Лето после десятого класса оказалось тяжелым. У Клодии на фоне напряжения развилась экзема, которая мучает ее и поныне. «Находиться среди людей — ничего мучительней я и вообразить не могла. Даже просто разговаривать с кем-то. Я избегала мира. По большей части я лежала в кровати, задернув шторы. Свет ранил меня». Лето шло, и она наконец начала принимать лекарство — имипрамин. Окружающие заметили стойкое улучшение, и «к концу лета я даже нашла в себе силы съездить с матерью на день в Нью-Йорк, чтобы пройтись по магазинам, и вернуться. Это было самое захватывающее и энергичное мое дело тем летом». Тогда же она сблизилась со своим психотерапевтом, который остался близким другом.

Осенью Клодия поменяла школу. В новой школе ей предоставили отдельную комнату, лекарства принесли улучшение. Она чувствовала, что за лето родные наконец оценили ее душевное состояние как реальную проблему, и это очень помогло. Она усердно училась, посещала много дополнительных занятий. В выпускном классе она стала старостой, а потом поступила в Принстон.

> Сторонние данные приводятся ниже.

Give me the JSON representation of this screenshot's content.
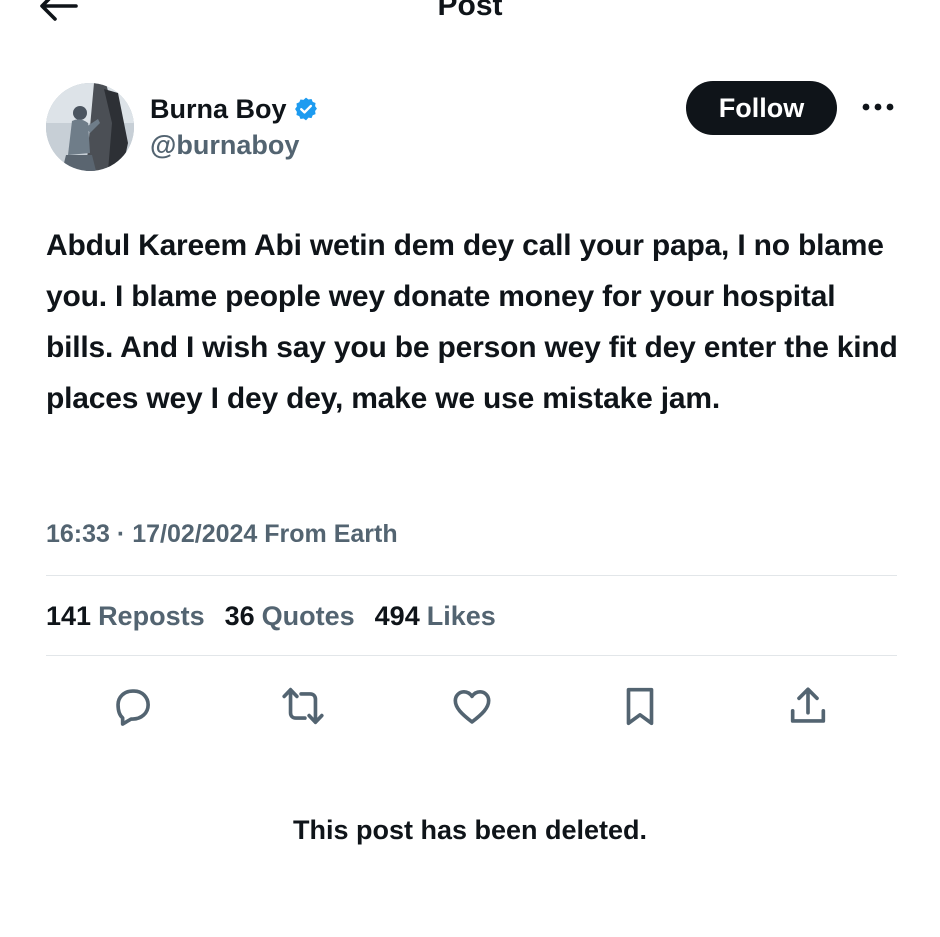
{
  "header": {
    "title": "Post",
    "back_icon": "arrow-left-icon"
  },
  "author": {
    "name": "Burna Boy",
    "handle": "@burnaboy",
    "verified": true,
    "verified_color": "#1d9bf0",
    "follow_label": "Follow",
    "more_icon": "ellipsis-icon"
  },
  "post": {
    "text": "Abdul Kareem Abi wetin dem dey call your papa, I no blame you. I blame people wey donate money for your hospital bills. And I wish say you be person wey fit dey enter the kind places wey I dey dey, make we use mistake jam.",
    "time": "16:33",
    "separator": "·",
    "date": "17/02/2024",
    "source": "From Earth"
  },
  "stats": {
    "reposts_count": "141",
    "reposts_label": "Reposts",
    "quotes_count": "36",
    "quotes_label": "Quotes",
    "likes_count": "494",
    "likes_label": "Likes"
  },
  "actions": [
    {
      "icon": "reply-icon"
    },
    {
      "icon": "repost-icon"
    },
    {
      "icon": "like-icon"
    },
    {
      "icon": "bookmark-icon"
    },
    {
      "icon": "share-icon"
    }
  ],
  "notice": {
    "deleted_text": "This post has been deleted."
  },
  "colors": {
    "text_primary": "#0f1419",
    "text_secondary": "#536471",
    "button_bg": "#0f1419",
    "divider": "#e2e6e9"
  }
}
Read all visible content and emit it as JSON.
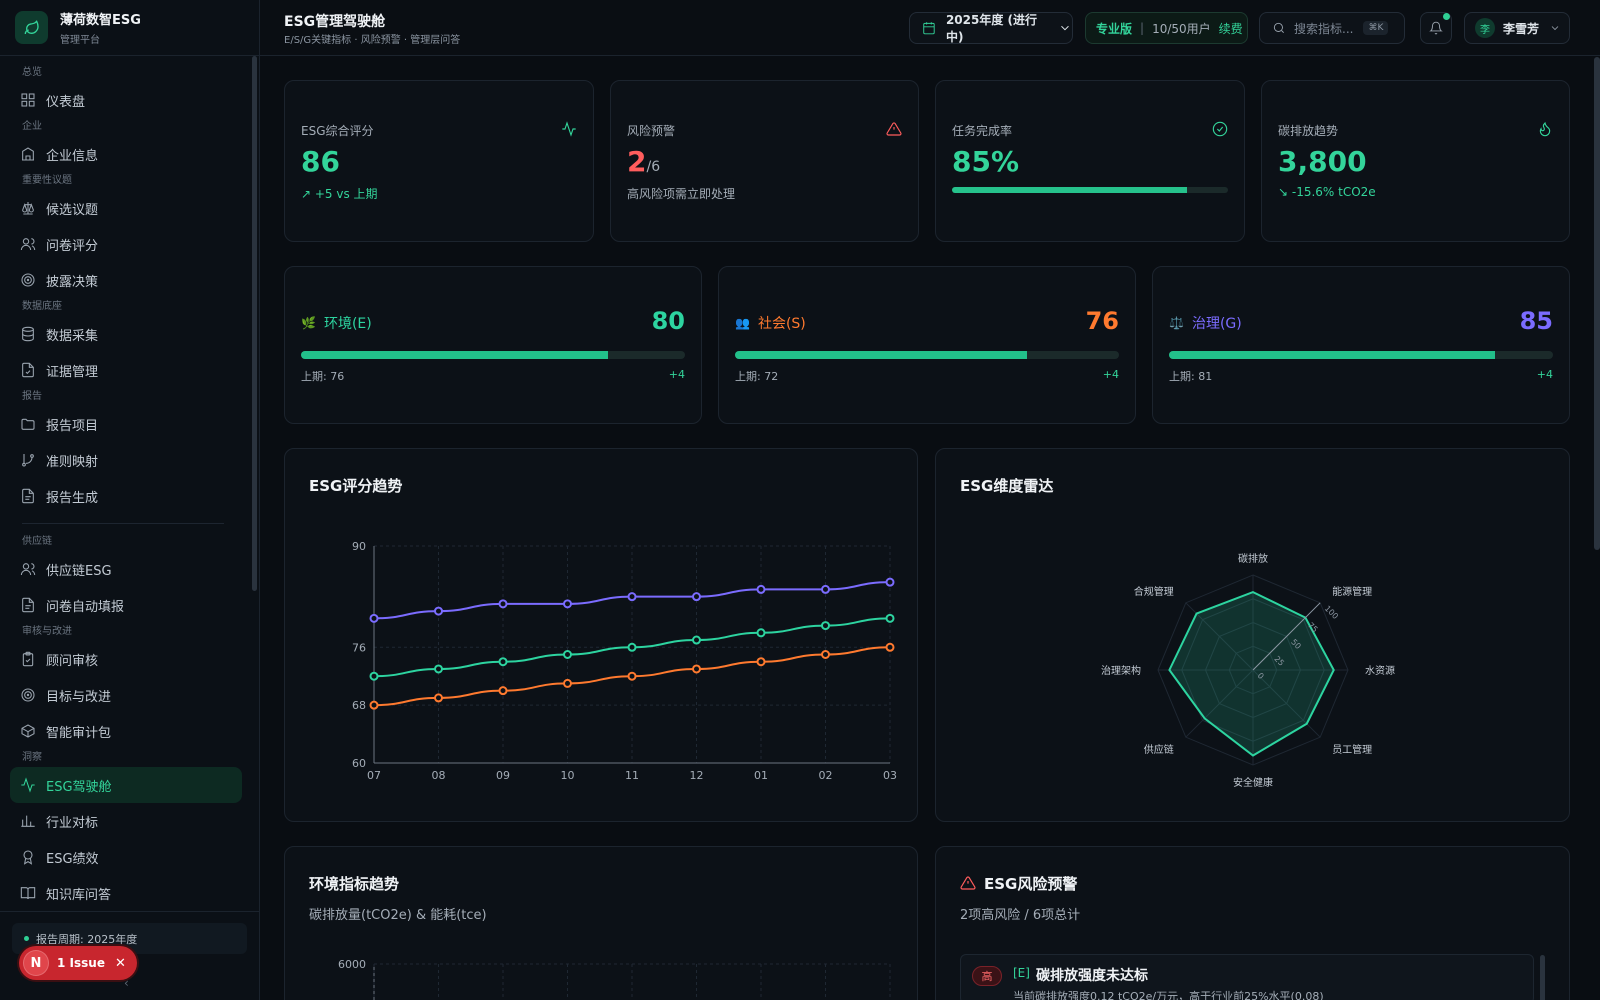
{
  "brand": {
    "name": "薄荷数智ESG",
    "sub": "管理平台"
  },
  "sidebar": {
    "groups": {
      "overview": "总览",
      "company": "企业",
      "materiality": "重要性议题",
      "data": "数据底座",
      "report": "报告",
      "supply": "供应链",
      "audit": "审核与改进",
      "insight": "洞察"
    },
    "items": [
      {
        "label": "仪表盘",
        "icon": "grid-icon"
      },
      {
        "label": "企业信息",
        "icon": "building-icon"
      },
      {
        "label": "候选议题",
        "icon": "scale-icon"
      },
      {
        "label": "问卷评分",
        "icon": "users-icon"
      },
      {
        "label": "披露决策",
        "icon": "target-icon"
      },
      {
        "label": "数据采集",
        "icon": "database-icon"
      },
      {
        "label": "证据管理",
        "icon": "file-check-icon"
      },
      {
        "label": "报告项目",
        "icon": "folder-icon"
      },
      {
        "label": "准则映射",
        "icon": "git-branch-icon"
      },
      {
        "label": "报告生成",
        "icon": "file-text-icon"
      },
      {
        "label": "供应链ESG",
        "icon": "users-icon"
      },
      {
        "label": "问卷自动填报",
        "icon": "file-text-icon"
      },
      {
        "label": "顾问审核",
        "icon": "clipboard-icon"
      },
      {
        "label": "目标与改进",
        "icon": "target-icon"
      },
      {
        "label": "智能审计包",
        "icon": "package-icon"
      },
      {
        "label": "ESG驾驶舱",
        "icon": "activity-icon"
      },
      {
        "label": "行业对标",
        "icon": "bar-chart-icon"
      },
      {
        "label": "ESG绩效",
        "icon": "award-icon"
      },
      {
        "label": "知识库问答",
        "icon": "book-icon"
      }
    ],
    "period": "报告周期: 2025年度",
    "collapse": "‹"
  },
  "issue": {
    "avatar": "N",
    "label": "1 Issue",
    "close": "✕"
  },
  "header": {
    "title": "ESG管理驾驶舱",
    "subtitle": "E/S/G关键指标 · 风险预警 · 管理层问答",
    "year": "2025年度 (进行中)",
    "plan": "专业版",
    "users": "10/50用户",
    "renew": "续费",
    "search_placeholder": "搜索指标...",
    "shortcut": "⌘K",
    "user_avatar": "李",
    "user_name": "李雪芳"
  },
  "kpis": {
    "score": {
      "label": "ESG综合评分",
      "value": "86",
      "note": "↗ +5 vs 上期"
    },
    "risk": {
      "label": "风险预警",
      "value": "2",
      "total": "/6",
      "note": "高风险项需立即处理"
    },
    "task": {
      "label": "任务完成率",
      "value": "85%",
      "progress": 0.85
    },
    "carbon": {
      "label": "碳排放趋势",
      "value": "3,800",
      "note": "↘ -15.6% tCO2e"
    }
  },
  "dimensions": {
    "e": {
      "icon": "🌿",
      "label": "环境(E)",
      "score": "80",
      "progress": 0.8,
      "prev": "上期: 76",
      "delta": "+4",
      "color": "#2dd4a0"
    },
    "s": {
      "icon": "👥",
      "label": "社会(S)",
      "score": "76",
      "progress": 0.76,
      "prev": "上期: 72",
      "delta": "+4",
      "color": "#ff7a2f"
    },
    "g": {
      "icon": "⚖️",
      "label": "治理(G)",
      "score": "85",
      "progress": 0.85,
      "prev": "上期: 81",
      "delta": "+4",
      "color": "#7b6cff"
    }
  },
  "trend": {
    "title": "ESG评分趋势"
  },
  "radar": {
    "title": "ESG维度雷达"
  },
  "env": {
    "title": "环境指标趋势",
    "subtitle": "碳排放量(tCO2e) & 能耗(tce)"
  },
  "risks": {
    "title": "ESG风险预警",
    "subtitle": "2项高风险 / 6项总计",
    "items": [
      {
        "level": "高",
        "tag": "[E]",
        "title": "碳排放强度未达标",
        "desc": "当前碳排放强度0.12 tCO2e/万元，高于行业前25%水平(0.08)"
      }
    ]
  },
  "chart_data": [
    {
      "type": "line",
      "title": "ESG评分趋势",
      "categories": [
        "07",
        "08",
        "09",
        "10",
        "11",
        "12",
        "01",
        "02",
        "03"
      ],
      "y_ticks": [
        60,
        68,
        76,
        90
      ],
      "ylim": [
        60,
        90
      ],
      "grid": true,
      "series": [
        {
          "color": "#7b6cff",
          "values": [
            80,
            81,
            82,
            82,
            83,
            83,
            84,
            84,
            85
          ]
        },
        {
          "color": "#2dd4a0",
          "values": [
            72,
            73,
            74,
            75,
            76,
            77,
            78,
            79,
            80
          ]
        },
        {
          "color": "#ff7a2f",
          "values": [
            68,
            69,
            70,
            71,
            72,
            73,
            74,
            75,
            76
          ]
        }
      ]
    },
    {
      "type": "radar",
      "title": "ESG维度雷达",
      "axes": [
        "碳排放",
        "能源管理",
        "水资源",
        "员工管理",
        "安全健康",
        "供应链",
        "治理架构",
        "合规管理"
      ],
      "values": [
        82,
        78,
        85,
        80,
        90,
        72,
        88,
        84
      ],
      "r_ticks": [
        "0",
        "25",
        "50",
        "75",
        "100"
      ],
      "rlim": [
        0,
        100
      ],
      "color": "#2dd4a0"
    },
    {
      "type": "line",
      "title": "环境指标趋势",
      "y_ticks": [
        6000
      ]
    }
  ]
}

В Принстоне она выработала многие из способов выживания, которые остались с ней на всю жизнь. При всей своей замкнутости, она тяготилась одиночеством, и, чтобы решить эту проблему, шестеро друзей по очереди укладывали ее спать. Часто они оставались с ней в постели — она еще не жила половой жизнью, и друзья уважали это, просто составляя ей компанию. «Спать с кем-то, тесно прижавшись, стало для меня важным антидепрессантом. Ради этой близости я бы отказалась от секса. Отказалась бы от еды. Отказалась бы от походов в кино. Отказалась бы от работы. Я хочу сказать: я отказалась бы от всего, оставив только сон и отправление естественных надобностей, только бы быть в безопасности и чтобы было к кому прижаться. Честно говоря, я не удивлюсь, если это стимулирует химические реакции в мозге». Чтобы перейти к следующей стадии физической близости, Клодии потребовалось время. «Я всегда стыдилась своего обнаженного тела. По-моему, я ни разу даже не примерила купальник, чтобы не переживать по этому поводу. Я не первая в этом мире попробовала секс. Люди потратили немало времени, чтобы убедить меня, что секс — это хорошо. Я так не думала. Годами я считала, что это не для меня. Как газировка — пока не попробовал, ты ее не хочешь. Но в конце концов я переменила мнение».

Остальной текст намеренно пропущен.